Civil unions gain support, according to new poll

By Tim Sakahara - bio | email

HONOLULU (HawaiiNewsNow) - The civil unions question isn't on the ballot and supporters don't want it to be. They have other plans and the new Hawaii News Now Star Advertiser poll shows they're gaining support.

In 1998 same sex marriage was banned in Hawaii and the pro-traditional marriage side had a wide margin of support, but now it appears the pro-civil union side has taken the lead.

Earlier this year lawmakers passed House Bill 444, the civil unions bill. Then the governor vetoed it. The bill extends the same rights, benefits, protections and responsibilities of spouses in a marriage to partners in a civil union. So we asked voters do you generally support or oppose the civil unions bill? The responses showed 48 percent support, 44 percent oppose and 9 percent don't know or refused.

"I think it's not a true indication of how Hawaii people and Hawaii citizens and voters feel," said Nacia Blom, Hawaiian Values.

"At least what I can draw from this is that people are basing their decisions on knowledge and information as opposed to fear so it's promising," said Valerie Smith, Equality Hawaii Co-Chair.

Supporters say they have no desire to get the issue put to a public vote like Governor Lingle wants. Instead they'll push lawmakers to pass the bill outright again next session.

"We've already passed this bill once so we could pass it again and we passed it pretty solidly. Civil unions would currently be the law in Hawaii if it weren't for Linda Lingle," said Alan Spector, Equality Hawaii Co-Chair.

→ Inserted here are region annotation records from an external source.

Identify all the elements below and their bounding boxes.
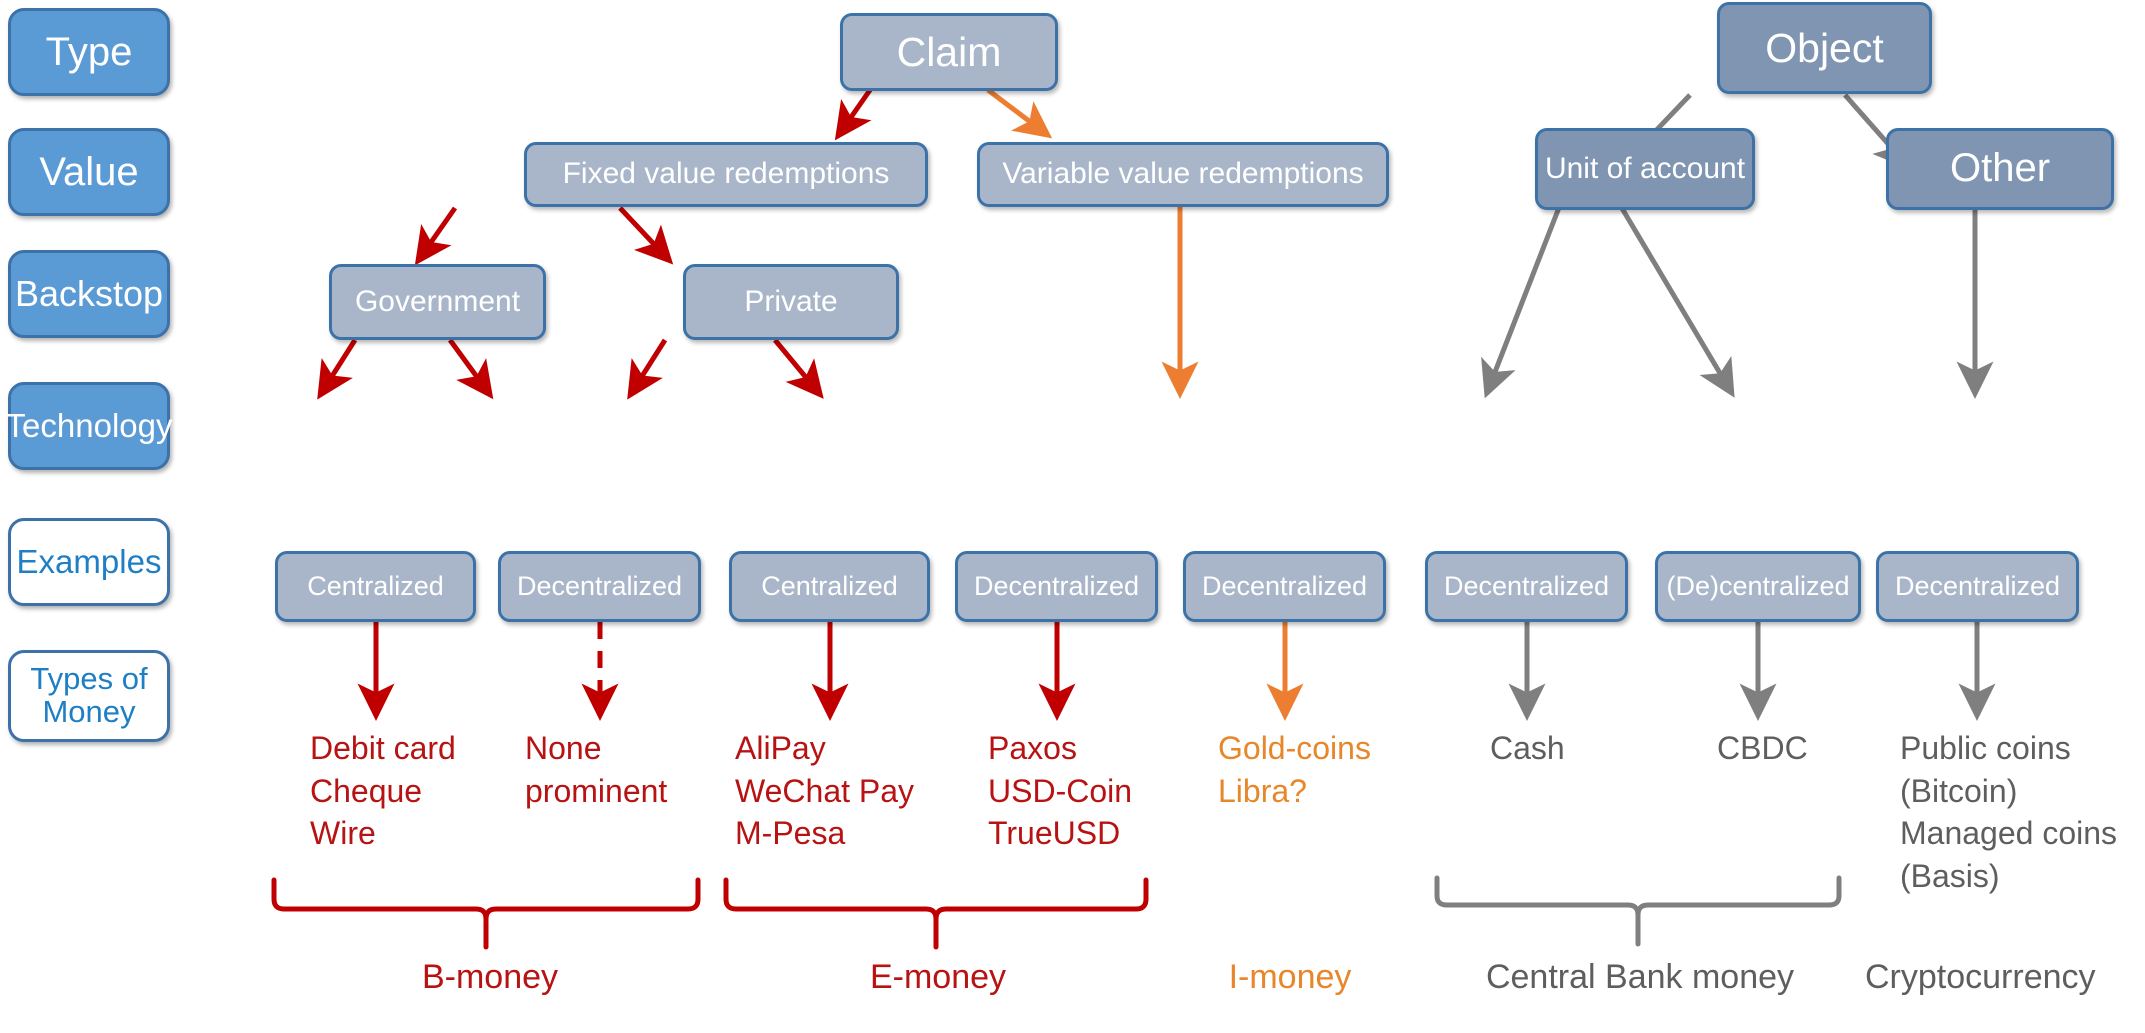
edge-unit-to-decentralized2 <box>1620 205 1730 390</box>
node-variable-value-redemptions[interactable]: Variable value redemptions <box>977 142 1389 207</box>
example-cash: Cash <box>1490 727 1650 770</box>
edge-claim-to-variable <box>988 90 1045 133</box>
node-government[interactable]: Government <box>329 264 546 340</box>
node-other[interactable]: Other <box>1886 128 2114 210</box>
node-technology-decentralized-gov[interactable]: Decentralized <box>498 551 701 622</box>
money-type-cryptocurrency: Cryptocurrency <box>1865 955 2145 1000</box>
node-unit-of-account[interactable]: Unit of account <box>1535 128 1755 210</box>
edge-claim-to-fixed <box>840 90 870 133</box>
node-technology-decentralized-other[interactable]: Decentralized <box>1876 551 2079 622</box>
node-private[interactable]: Private <box>683 264 899 340</box>
edge-government-to-centralized <box>322 340 355 392</box>
money-type-e-money: E-money <box>848 955 1028 1000</box>
node-technology-centralized-gov[interactable]: Centralized <box>275 551 476 622</box>
example-cryptocurrency: Public coins (Bitcoin) Managed coins (Ba… <box>1900 727 2145 897</box>
edge-government-to-decentralized <box>450 340 488 392</box>
node-technology-centralized-priv[interactable]: Centralized <box>729 551 930 622</box>
rail-item-backstop[interactable]: Backstop <box>8 250 170 338</box>
example-b-money-decentralized: None prominent <box>525 727 725 812</box>
edge-fixed-to-private <box>620 208 667 258</box>
rail-item-types-of-money[interactable]: Types of Money <box>8 650 170 742</box>
brace-e-money <box>726 880 1146 919</box>
node-technology-decentralized-unit[interactable]: Decentralized <box>1425 551 1628 622</box>
rail-item-examples[interactable]: Examples <box>8 518 170 606</box>
node-object[interactable]: Object <box>1717 2 1932 94</box>
rail-item-technology[interactable]: Technology <box>8 382 170 470</box>
rail-item-type[interactable]: Type <box>8 8 170 96</box>
edge-private-to-centralized <box>632 340 665 392</box>
brace-central-bank-money <box>1437 878 1839 915</box>
edge-fixed-to-government <box>420 208 455 258</box>
node-claim[interactable]: Claim <box>840 13 1058 91</box>
diagram-canvas: Type Value Backstop Technology Examples … <box>0 0 2145 1033</box>
node-fixed-value-redemptions[interactable]: Fixed value redemptions <box>524 142 928 207</box>
money-type-i-money: I-money <box>1200 955 1380 1000</box>
example-i-money: Gold-coins Libra? <box>1218 727 1438 812</box>
example-cbdc: CBDC <box>1717 727 1887 770</box>
example-e-money-centralized: AliPay WeChat Pay M-Pesa <box>735 727 965 855</box>
edge-unit-to-decentralized <box>1488 205 1560 390</box>
edge-private-to-decentralized <box>775 340 818 392</box>
node-technology-de-centralized-unit[interactable]: (De)centralized <box>1655 551 1861 622</box>
brace-b-money <box>274 880 698 919</box>
node-technology-decentralized-priv[interactable]: Decentralized <box>955 551 1158 622</box>
node-technology-decentralized-variable[interactable]: Decentralized <box>1183 551 1386 622</box>
money-type-b-money: B-money <box>400 955 580 1000</box>
money-type-central-bank-money: Central Bank money <box>1470 955 1810 1000</box>
rail-item-value[interactable]: Value <box>8 128 170 216</box>
example-b-money-centralized: Debit card Cheque Wire <box>310 727 520 855</box>
example-e-money-decentralized: Paxos USD-Coin TrueUSD <box>988 727 1203 855</box>
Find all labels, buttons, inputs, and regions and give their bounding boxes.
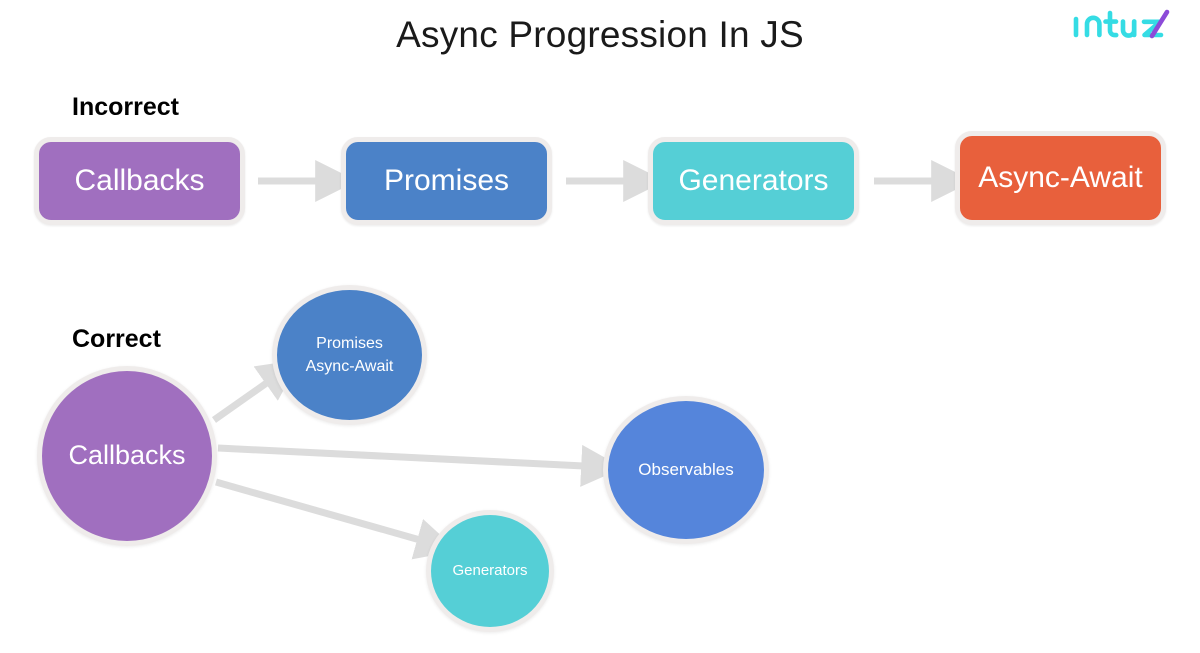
arrow-callbacks-promisesasync	[214, 382, 268, 420]
node-box-callbacks-label: Callbacks	[74, 164, 204, 198]
node-box-promises-label: Promises	[384, 164, 509, 198]
node-box-generators-label: Generators	[678, 164, 828, 198]
section-label-incorrect: Incorrect	[72, 93, 179, 122]
page-title: Async Progression In JS	[0, 14, 1200, 56]
arrow-callbacks-generators	[216, 482, 420, 540]
node-circle-promises-async-await[interactable]: Promises Async-Await	[272, 285, 427, 425]
node-circle-observables-label: Observables	[638, 458, 733, 483]
node-box-promises[interactable]: Promises	[341, 137, 552, 225]
node-circle-generators[interactable]: Generators	[426, 510, 554, 632]
diagram-canvas: Async Progression In JS	[0, 0, 1200, 653]
arrow-callbacks-observables	[218, 448, 584, 466]
node-box-callbacks[interactable]: Callbacks	[34, 137, 245, 225]
node-circle-observables[interactable]: Observables	[603, 396, 769, 544]
arrow-layer	[0, 0, 1200, 653]
node-circle-callbacks-label: Callbacks	[68, 436, 185, 475]
node-box-generators[interactable]: Generators	[648, 137, 859, 225]
node-box-async-await[interactable]: Async-Await	[955, 131, 1166, 225]
section-label-correct: Correct	[72, 325, 161, 354]
node-circle-generators-label: Generators	[452, 560, 527, 582]
node-box-async-await-label: Async-Await	[978, 161, 1143, 195]
intuz-logo	[1072, 8, 1182, 42]
node-circle-async-await-label: Async-Await	[306, 355, 394, 378]
node-circle-callbacks[interactable]: Callbacks	[37, 366, 217, 546]
node-circle-promises-label: Promises	[316, 332, 383, 355]
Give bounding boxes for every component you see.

"People will always fall in love. People will always want to form communities together so until the human condition changes civil unions and same sex equality is inevitable," said Smith.

Opponents vow not to be surprised again. They take exception to how the bill was passed on the last day as the last item of the legislative session in what they call a sneak attack on the democratic process. Furthermore, Blom doesn't see civil unions as a civil right.

"It opens up a Pandora's box of legal issues. You've got to understand that if you allow this who's to say two brothers can't have this issue. I've got two aunts who have lived together for a really long time how come they can't, they've never fought for this kind of thing. I don't think it's a civil rights issue at all," said Blom.